(It shouldn't be all about me bitching all the time, right?)
Roughly three months ago, I began participating in a drug trial through the hospital at the University of Pennsylvania. (you may recall the ridiculous nature of the cognitive tests... yeah, they're still just as fun.) Any time you participate in a drug study, there's no real way to know if you will be given the active meds or a placebo. However, since any drug is accompanied by side effects, it's usually not too hard to figure out which group you fall into.
I am not in the control group.
Meaning, I am about 98.64% certain that I am taking the active meds. The active meds, in this study, are a form of estrogen. I'm also taking my Copaxone, (which is my daily shot - a drug therapy that is meant to slow down the progression of the damage that MS does to the central nervous system) but I have now added 4 little 2mg pills of Estriol to my daily regimen of meds and supplements.
(I mean, what's 4 more pills in a pile of oh so many??)
Obviously, I can't, with 100% certainty, confirm that I am on the active meds, but, I mean... come on now.... they're hormones. The women reading this will understand right away that when your body is adjusting to hormones, there are some obvious signs. The men reading this will simply have to be grateful that I am not going to describe in any sort of detail what those signs are.
But also? I actually feel pretty good.... in that, I feel almost normal most days. Which, though not anything to throw a parade over, after so many months and months of feeling like I was losing my mind.... normal is a welcome reprieve. I haven't had an uncontrollable crying fit since sometime mid summer. (I have cried over known circumstances.... I'm still more emotional than I would like, but not irrationally so.) And a lot of days I can pick my daughter up off the floor without feeling like she weighs three times her actual 36lbs.
Most days, I am tired, but it is normal tired. Not fall-down-and-cry physical exhaustion. Some days, I am irritable - most notably, more so since the introduction of the additional hormones - but not irrationally irritable. I mean, hey, I haven't felt the need to stab someone in who knows how long! And, by comparison, hormonally irritable doesn't seem that bad.
I still have some aches and pains. I recognize that when I hit a certain point and continue to push past it, the aches and pains get worse. The MS is still there, lurking, and waiting for me to slip up and allow it a reason to remind me that it could take me down at a moment's notice. But, for the most part, the hormones seem to keep it on a shorter leash.
Why is that?
I'm so glad you asked. :-)
The only time, in nature, that science has seen MS go into a type of "remission" is when women who have MS are pregnant. Something in the hormones that the body produces in pregnancy - most likely the same hormones that prevent the body's immune system from attacking the developing fetus as a foreign body - stop the immune system from attacking it's own central nervous system. In some cases, MRIs have even revealed that lesions have shrunk in size during the remission - a process that rarely occurs on it's own. (MS can strip myelin faster than a body can repair it - which means once there's scar tissue, it usually lasts.) MS is a degenerative disease, which basically means that it just continues to get worse. Except in pregnant women.
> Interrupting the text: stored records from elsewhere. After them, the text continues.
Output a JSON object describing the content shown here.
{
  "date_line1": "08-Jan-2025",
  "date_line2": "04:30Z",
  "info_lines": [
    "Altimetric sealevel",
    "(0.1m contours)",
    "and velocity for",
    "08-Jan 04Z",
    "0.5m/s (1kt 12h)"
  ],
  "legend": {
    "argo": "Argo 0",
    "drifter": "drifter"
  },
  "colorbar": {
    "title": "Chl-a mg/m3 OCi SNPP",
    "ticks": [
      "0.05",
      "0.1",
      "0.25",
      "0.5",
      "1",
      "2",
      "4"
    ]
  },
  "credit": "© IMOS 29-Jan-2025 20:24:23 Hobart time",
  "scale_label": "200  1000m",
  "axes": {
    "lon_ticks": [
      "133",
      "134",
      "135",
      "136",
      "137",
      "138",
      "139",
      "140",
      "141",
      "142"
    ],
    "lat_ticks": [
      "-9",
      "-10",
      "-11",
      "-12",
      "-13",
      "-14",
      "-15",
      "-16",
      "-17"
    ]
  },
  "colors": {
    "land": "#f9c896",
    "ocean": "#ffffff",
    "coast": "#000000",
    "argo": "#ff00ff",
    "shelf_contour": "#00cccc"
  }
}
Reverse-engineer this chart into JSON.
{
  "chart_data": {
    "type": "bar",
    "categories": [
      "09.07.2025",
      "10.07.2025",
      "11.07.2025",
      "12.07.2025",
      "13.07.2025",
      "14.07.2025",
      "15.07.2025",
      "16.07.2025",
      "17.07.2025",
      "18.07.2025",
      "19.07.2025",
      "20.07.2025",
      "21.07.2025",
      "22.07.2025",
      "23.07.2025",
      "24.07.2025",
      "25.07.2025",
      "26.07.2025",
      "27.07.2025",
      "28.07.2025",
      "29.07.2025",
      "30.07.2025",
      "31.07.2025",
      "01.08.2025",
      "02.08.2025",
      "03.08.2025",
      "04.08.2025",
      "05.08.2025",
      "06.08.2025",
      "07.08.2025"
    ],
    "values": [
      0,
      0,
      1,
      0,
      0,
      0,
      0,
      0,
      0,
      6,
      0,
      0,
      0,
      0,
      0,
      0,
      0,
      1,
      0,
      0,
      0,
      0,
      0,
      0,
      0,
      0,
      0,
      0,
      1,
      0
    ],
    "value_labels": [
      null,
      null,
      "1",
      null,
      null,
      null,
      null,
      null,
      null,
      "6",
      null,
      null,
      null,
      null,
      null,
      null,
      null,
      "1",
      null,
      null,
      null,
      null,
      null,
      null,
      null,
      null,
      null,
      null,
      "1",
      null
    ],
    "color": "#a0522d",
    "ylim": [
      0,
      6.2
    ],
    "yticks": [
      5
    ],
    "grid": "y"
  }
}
(This also sort of explains why, in men, the disease ravages their CNS so much more quickly - they have so little of the hormones to begin with, you know, being boys and all.)
((Of course, they do have the whole peeing standing up thing going for them.... but, it's hardly a wash, really.))
So what is the study, well, studying? It's a two year long research program that's being conducted on volunteers across the country who have MS. The study is looking to establish two things: concrete evidence that the hormones increase the daily functionality of an MS patient and decrease relapses, perhaps evidence that the hormones can heal or shrink the pre-existing lesions, and - hopefully - show that there is not an increased breast and/or uterine cancer risk with the hormone. (Which, clearly, would somewhat offset the beneficial aspects of the meds. Just sayin.)
But, long story somewhat shorter? I feel *almost* like myself a lot of the time. Which is nice. I had almost forgotten what that person felt like. I definitely forgot what it felt like to feel simple joy at the simple things in life. I'm still not back to what I would have been pre-MS.... and I likely never will be.... I may always feel the need to stab on occasion, it happens.... but, I'm getting there. In some ways, the darkness is subsiding a bit. A little more light is filtering through. And I'm feeling a little more hopeful.... most days, anyway.